Case in point, in the mid 90's a fellow by the name of Richard Syron from the Boston Fed issued a report that laid out a plan to increase homeownership. One of the many recommendations in the report was to aggressively target low-income workers with mortgages. The report, for some reason, came to the conclusion that low-income workers do a better job of paying off their mortgages than middle-income folks. In 2005, Freddie Mac aggressively starts marketing subprime loans. Guess who just became in charge of Freddie Mac... surprise, suprise... Mr. Syron.

People tend to blame the exotic instruments for the mess but the fact is that they were functioning like they were supposed to. The problem was that they were being over-leveraged against a quasi-government backed security so investors went on a binge and created credit default swaps upon credit default swaps against credit default swaps against a government backed subprime based Mortgage backed security. Again we come back to the basic market forces: greed and the risk of losing money. The government interfered in the market and took fear out of the equation and hence investors went on a binge and overleveraged themselves creating a bubble.

Sadly, the bailout is just propping up this system of this phony-capitalistic system we have.
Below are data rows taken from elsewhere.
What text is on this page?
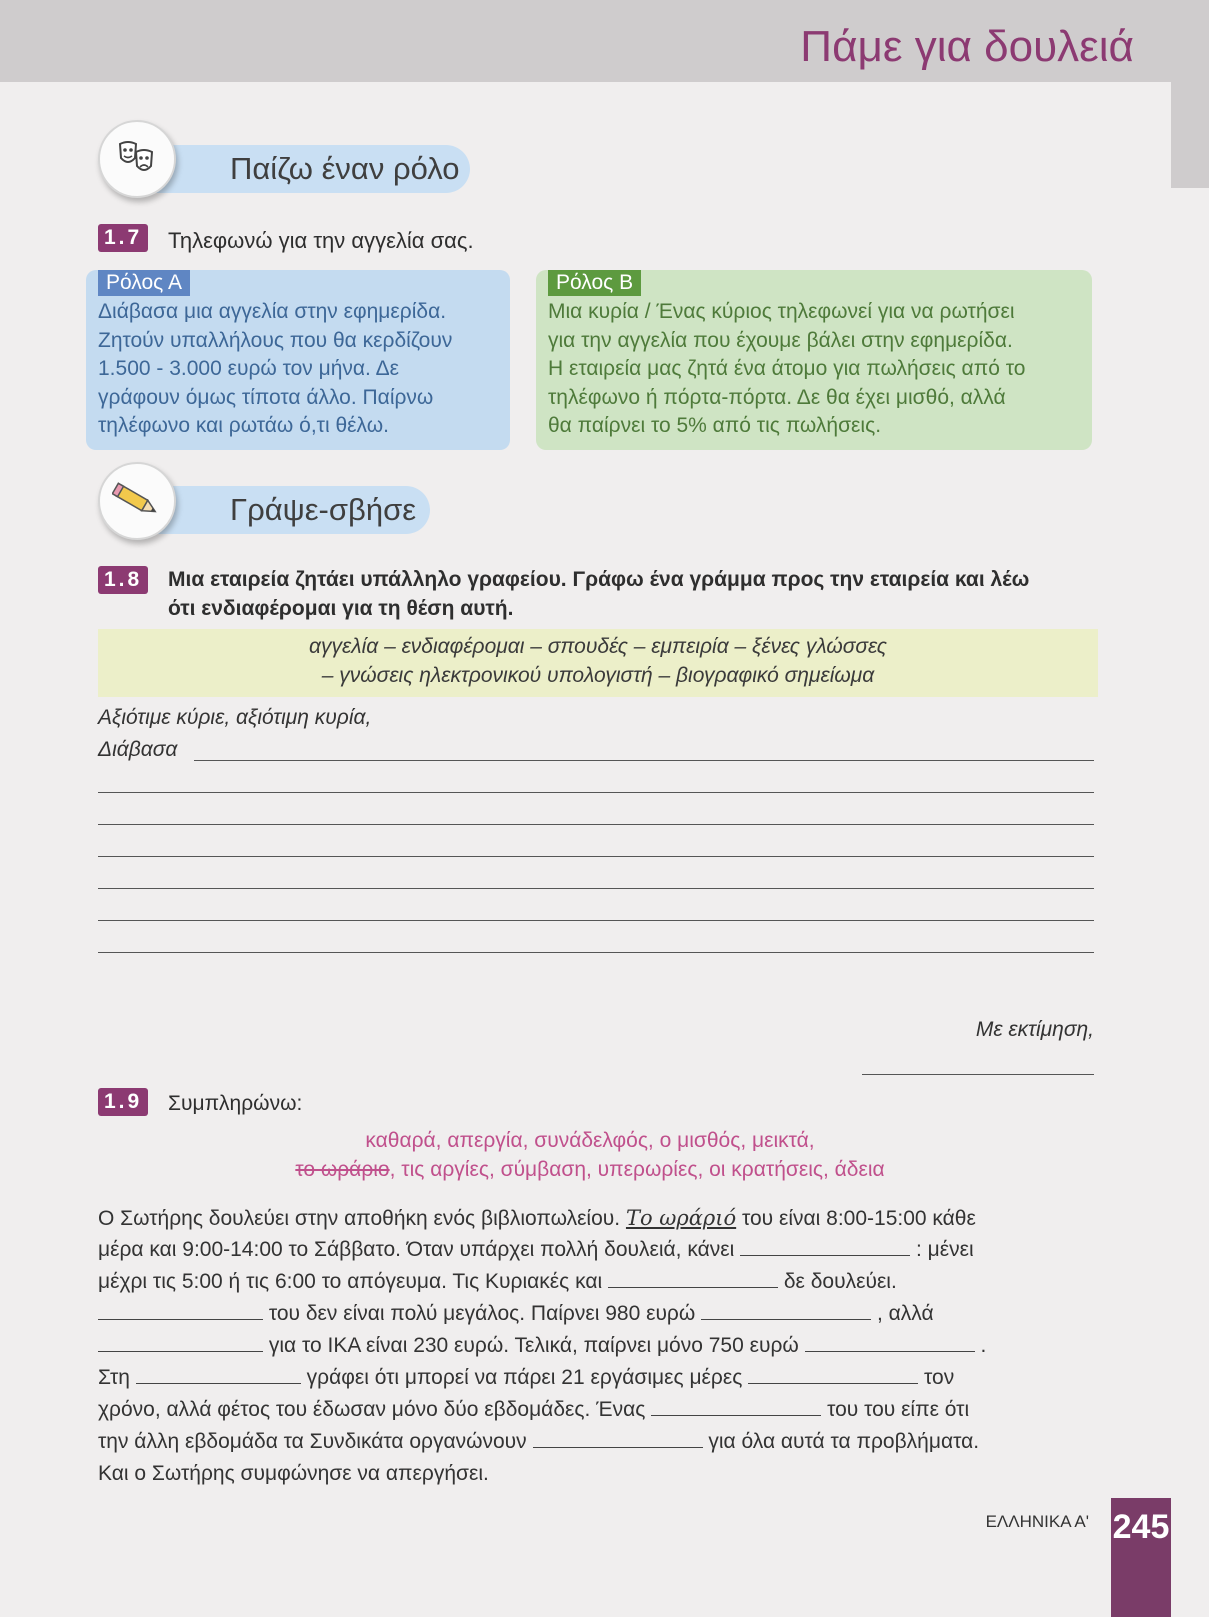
Πάμε για δουλειά
Παίζω έναν ρόλο
1.7 Τηλεφωνώ για την αγγελία σας.
Ρόλος Α
Διάβασα μια αγγελία στην εφημερίδα.
Ζητούν υπαλλήλους που θα κερδίζουν
1.500 - 3.000 ευρώ τον μήνα. Δε
γράφουν όμως τίποτα άλλο. Παίρνω
τηλέφωνο και ρωτάω ό,τι θέλω.
Ρόλος Β
Μια κυρία / Ένας κύριος τηλεφωνεί για να ρωτήσει
για την αγγελία που έχουμε βάλει στην εφημερίδα.
Η εταιρεία μας ζητά ένα άτομο για πωλήσεις από το
τηλέφωνο ή πόρτα-πόρτα. Δε θα έχει μισθό, αλλά
θα παίρνει το 5% από τις πωλήσεις.
Γράψε-σβήσε
1.8 Μια εταιρεία ζητάει υπάλληλο γραφείου. Γράφω ένα γράμμα προς την εταιρεία και λέω
ότι ενδιαφέρομαι για τη θέση αυτή.
αγγελία – ενδιαφέρομαι – σπουδές – εμπειρία – ξένες γλώσσες
– γνώσεις ηλεκτρονικού υπολογιστή – βιογραφικό σημείωμα
Αξιότιμε κύριε, αξιότιμη κυρία,
Διάβασα
Με εκτίμηση,
1.9 Συμπληρώνω:
καθαρά, απεργία, συνάδελφός, ο μισθός, μεικτά,
το ωράριο, τις αργίες, σύμβαση, υπερωρίες, οι κρατήσεις, άδεια
Ο Σωτήρης δουλεύει στην αποθήκη ενός βιβλιοπωλείου. Το ωράριό του είναι 8:00-15:00 κάθε
μέρα και 9:00-14:00 το Σάββατο. Όταν υπάρχει πολλή δουλειά, κάνει	: μένει
μέχρι τις 5:00 ή τις 6:00 το απόγευμα. Τις Κυριακές και	δε δουλεύει.
του δεν είναι πολύ μεγάλος. Παίρνει 980 ευρώ	, αλλά
για το ΙΚΑ είναι 230 ευρώ. Τελικά, παίρνει μόνο 750 ευρώ	.
Στη	γράφει ότι μπορεί να πάρει 21 εργάσιμες μέρες	τον
χρόνο, αλλά φέτος του έδωσαν μόνο δύο εβδομάδες. Ένας	του του είπε ότι
την άλλη εβδομάδα τα Συνδικάτα οργανώνουν	για όλα αυτά τα προβλήματα.
Και ο Σωτήρης συμφώνησε να απεργήσει.
ΕΛΛΗΝΙΚΑ Α' 245
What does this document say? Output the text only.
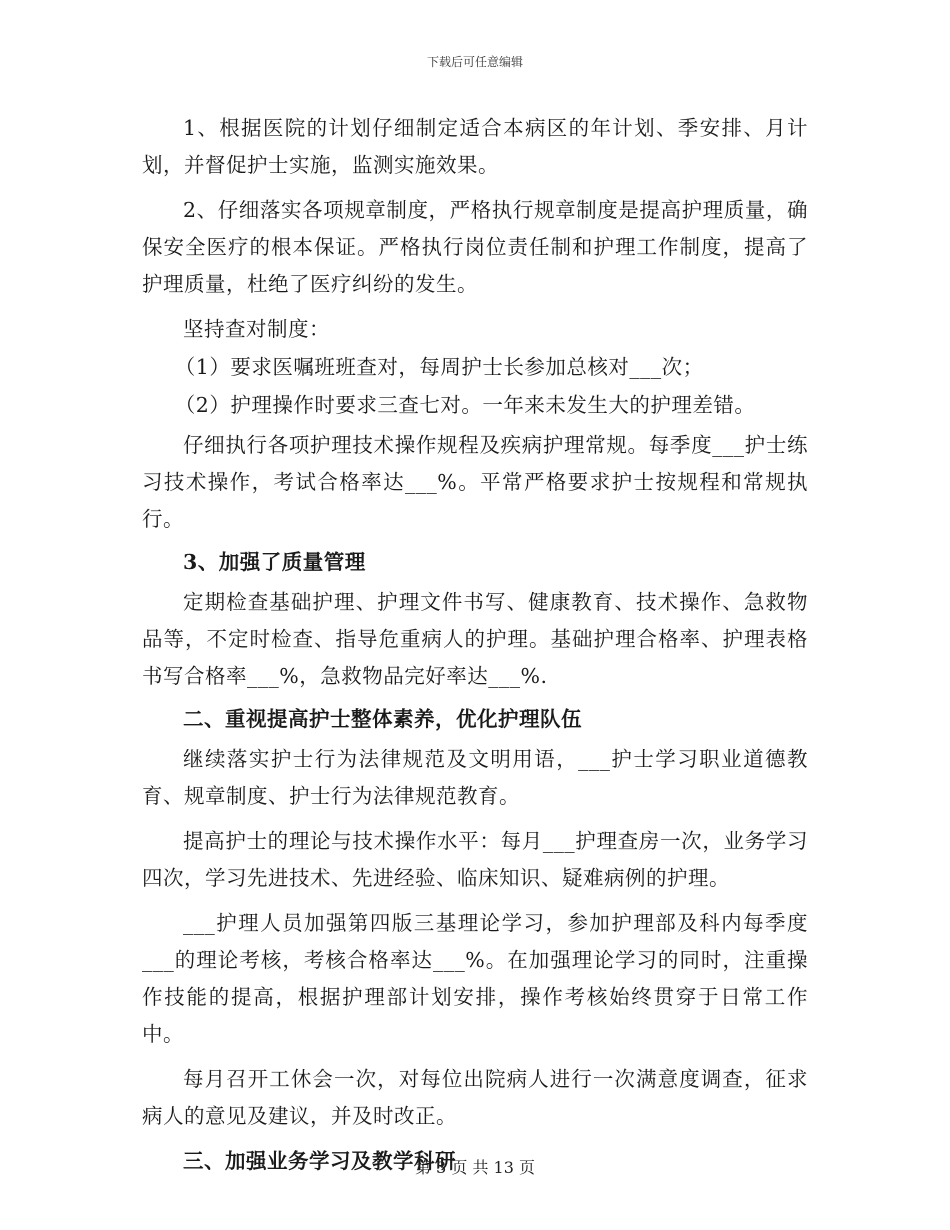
下载后可任意编辑

1、根据医院的计划仔细制定适合本病区的年计划、季安排、月计划，并督促护士实施，监测实施效果。

2、仔细落实各项规章制度，严格执行规章制度是提高护理质量，确保安全医疗的根本保证。严格执行岗位责任制和护理工作制度，提高了护理质量，杜绝了医疗纠纷的发生。

坚持查对制度：

（1）要求医嘱班班查对，每周护士长参加总核对___次；

（2）护理操作时要求三查七对。一年来未发生大的护理差错。

仔细执行各项护理技术操作规程及疾病护理常规。每季度___护士练习技术操作，考试合格率达___%。平常严格要求护士按规程和常规执行。

3、加强了质量管理

定期检查基础护理、护理文件书写、健康教育、技术操作、急救物品等，不定时检查、指导危重病人的护理。基础护理合格率、护理表格书写合格率___%，急救物品完好率达___%.

二、重视提高护士整体素养，优化护理队伍

继续落实护士行为法律规范及文明用语，___护士学习职业道德教育、规章制度、护士行为法律规范教育。

提高护士的理论与技术操作水平：每月___护理查房一次，业务学习四次，学习先进技术、先进经验、临床知识、疑难病例的护理。

___护理人员加强第四版三基理论学习，参加护理部及科内每季度___的理论考核，考核合格率达___%。在加强理论学习的同时，注重操作技能的提高，根据护理部计划安排，操作考核始终贯穿于日常工作中。

每月召开工休会一次，对每位出院病人进行一次满意度调查，征求病人的意见及建议，并及时改正。

三、加强业务学习及教学科研

第 3 页 共 13 页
The government is basically instructing the banks to continue to overleverage themselves by handing out more and more credit. Which in-turn encourages people to go out and spend the credit they have, which in turn causes mal-investment which will eventually lead to another bubble... repeat ad-infinitum. The day of reckoning for this phony-credit based economy is near and the more the government encourages this reckless behavior in the market, the worst the problem is going to become. What needs to happen is for the market to correct itself... sure there will be pain but it will force the banks to make their lending standards stronger and hence force the American consumer to spend within its means.

Please, the "free market" is a joke to a certain extent. The government needs to intervene, in many cases, because the abusiveness of the system to those without capital and without the ability to defend themselves.

As far as the banks keeping levered, the leverage ratio for almost all of the banks have come down from 30-40x to 10-15x.